Só pode ser por teimosia, para não dizer outra coisa. Mesmo com a espiral de violência que matou neste mês pelo menos 500 insurgentes iraquianos e cerca de 90 soldados americanos, sem contar os civis, o presidente americano George W. Bush insiste em que haverá transferência de poder no dia 30 de junho para um governo interino que, supostamente, marcará eleições livres para 2005. “Nós acreditamos na força das sociedades livres. É a liberdade que cura. É por isso que, quando dizemos que iremos fazer algo no Iraque, nós o fazemos”, disse Bush sobre a suposta “libertação do Iraque” em coletiva em Washington, na sexta-feira 16, ao lado do primeiro-ministro britânico Tony Blair. Antes da coletiva, Blair chegou a oferecer mais soldados para o Iraque. Está nos planos da Casa Branca que tropas americanas e aliadas permaneçam no Iraque depois do 30 de junho como uma força multinacional. Mas, ao ser indagado como será a transferência de poder e para qual grupo iraquiano, Bush fugiu da resposta e se limitou a dizer que o povo do Iraque estará “livre da tirania e da tortura”. Os dois líderes também não foram claros quanto ao verdadeiro papel das Nações Unidas a ser estabelecido a partir de 1º de julho. O jornal Washington Post, inicialmente favorável à guerra contra o Iraque, afirma em seu editorial que “Bush deixou passar a oportunidade de explicar o que será necessário para que o Iraque se torne estável e livre”. Washington já enviou 130 mil soldados, e nos próximos meses deverão chegar mais 20 mil e a calmaria parece estar a léguas e léguas de distância. Portanto, fica a questão se esse contingente militar será suficiente para colocar em ordem o país que vive essa crescente espiral de violência. E mais. Como será restabelecido o caminho do diálogo, dilacerado com a união dos insurgentes sunitas aos radicais xiitas, que antes da queda do ditador sunita Saddam Hussein eram inimigos?
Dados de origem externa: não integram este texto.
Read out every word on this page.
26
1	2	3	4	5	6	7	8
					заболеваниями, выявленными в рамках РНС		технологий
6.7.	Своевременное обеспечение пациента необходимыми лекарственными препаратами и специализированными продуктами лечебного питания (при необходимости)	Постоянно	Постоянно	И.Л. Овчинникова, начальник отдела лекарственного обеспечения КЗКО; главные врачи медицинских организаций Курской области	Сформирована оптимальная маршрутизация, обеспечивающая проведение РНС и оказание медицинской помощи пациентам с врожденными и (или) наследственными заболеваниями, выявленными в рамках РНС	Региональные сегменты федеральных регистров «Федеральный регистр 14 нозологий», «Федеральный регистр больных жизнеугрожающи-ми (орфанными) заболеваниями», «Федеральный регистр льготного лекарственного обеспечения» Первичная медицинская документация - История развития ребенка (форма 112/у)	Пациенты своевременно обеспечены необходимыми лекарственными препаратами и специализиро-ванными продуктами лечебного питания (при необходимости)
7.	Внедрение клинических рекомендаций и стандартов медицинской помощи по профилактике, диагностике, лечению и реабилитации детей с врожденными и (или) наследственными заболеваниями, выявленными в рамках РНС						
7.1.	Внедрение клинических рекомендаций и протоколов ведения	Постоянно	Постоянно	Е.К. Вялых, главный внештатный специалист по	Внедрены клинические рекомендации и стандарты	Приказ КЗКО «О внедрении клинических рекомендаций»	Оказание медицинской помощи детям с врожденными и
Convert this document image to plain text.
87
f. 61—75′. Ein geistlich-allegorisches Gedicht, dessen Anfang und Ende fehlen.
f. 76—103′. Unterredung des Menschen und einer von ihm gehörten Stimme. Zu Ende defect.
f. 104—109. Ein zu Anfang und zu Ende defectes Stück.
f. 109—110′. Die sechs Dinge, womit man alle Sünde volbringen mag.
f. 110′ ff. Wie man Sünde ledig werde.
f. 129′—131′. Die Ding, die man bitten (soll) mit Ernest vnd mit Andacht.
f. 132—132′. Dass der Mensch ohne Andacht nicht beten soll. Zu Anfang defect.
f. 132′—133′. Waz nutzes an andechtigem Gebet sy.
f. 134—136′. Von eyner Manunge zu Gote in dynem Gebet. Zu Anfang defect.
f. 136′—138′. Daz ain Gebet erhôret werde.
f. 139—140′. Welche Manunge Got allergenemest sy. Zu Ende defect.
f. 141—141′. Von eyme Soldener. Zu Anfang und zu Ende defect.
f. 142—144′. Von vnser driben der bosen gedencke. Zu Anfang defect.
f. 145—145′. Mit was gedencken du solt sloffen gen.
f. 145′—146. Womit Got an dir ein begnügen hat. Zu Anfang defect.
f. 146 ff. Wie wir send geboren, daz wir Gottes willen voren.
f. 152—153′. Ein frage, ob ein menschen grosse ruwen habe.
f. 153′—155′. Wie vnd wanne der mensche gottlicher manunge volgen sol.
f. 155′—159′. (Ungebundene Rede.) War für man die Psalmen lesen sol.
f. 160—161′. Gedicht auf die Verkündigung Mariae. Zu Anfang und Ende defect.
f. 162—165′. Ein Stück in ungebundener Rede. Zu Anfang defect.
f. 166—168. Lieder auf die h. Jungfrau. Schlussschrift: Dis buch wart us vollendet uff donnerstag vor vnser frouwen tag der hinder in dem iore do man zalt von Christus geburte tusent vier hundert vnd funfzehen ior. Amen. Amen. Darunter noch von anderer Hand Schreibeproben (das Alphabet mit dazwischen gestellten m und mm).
Militarismo – As soluções estão sendo militares, porque as tentativas de
acordo fracassam. Para tentar reprimir a intifada xiita que acontece no sul
do país, sob o comando do extremista muçulmano Muqtada al-Sadr, as tropas americanas cercaram a cidade sagrada de Najaf, reduto dos xiitas a 160
quilômetros de Bagdá. Al-Sadr, acusado pelo governo americano de colaborar
com os terroristas do Hamas e do Hezbollah, exige a retirada das tropas americanas e que sua milícia Mehdi seja preservada. Ele chegou a dizer que sacrificaria sua vida em prol do povo iraquiano. Em resposta, os EUA iniciaram sua caça. Em Kufa, na sexta-feira 16, ele negou que haja negociações com os EUA e desafiou Washington a matá-lo. O jovem líder disse que, “se for morto ou detido, o povo iraquiano vai saber como responder com a força e a severidade”. É certo que a morte de al-Sadr seria como colocar gasolina na fogueira.

Luca Zennaro/EFE

Quatrocchi: italiano morto pelos rebeldes iraquianos

O arquiinimigo Irã (majoritariamente um país xiita) está tentando mediar a revolta xiita no sul. Mas, antes mesmo de qualquer negociação com os clérigos e o Conselho do governo iraquiano, o diplomata iraniano Hossein Sadeghi foi brutalmente assassinado por franco-atiradores. A insegurança no Iraque é tal que nem o enviado da ONU, Lakhdar Brahimi, teve como deixar a capital Bagdá. Brahimi está tentando apresentar um novo plano às lideranças iraquianas, que seria a dissolução do governo interino atual para um novo, com um presidente, dois vices e um primeiro-ministro. Mas o representante da organização internacional é visto com desconfiança. “A ONU é pau mandado da América”, disse o líder sunita Abu Hanifa. Em Fallujá, cidade reduto dos sunitas fiéis a Saddam Hussein, aproximadamente 2,5 mil soldados americanos fazem um cerco em resposta ao levante sunita. A repressão aos iraquianos foi uma resposta à morte dos quatro mercenários americanos, e a trégua estabelecida nos últimos dias é sólida como gelatina.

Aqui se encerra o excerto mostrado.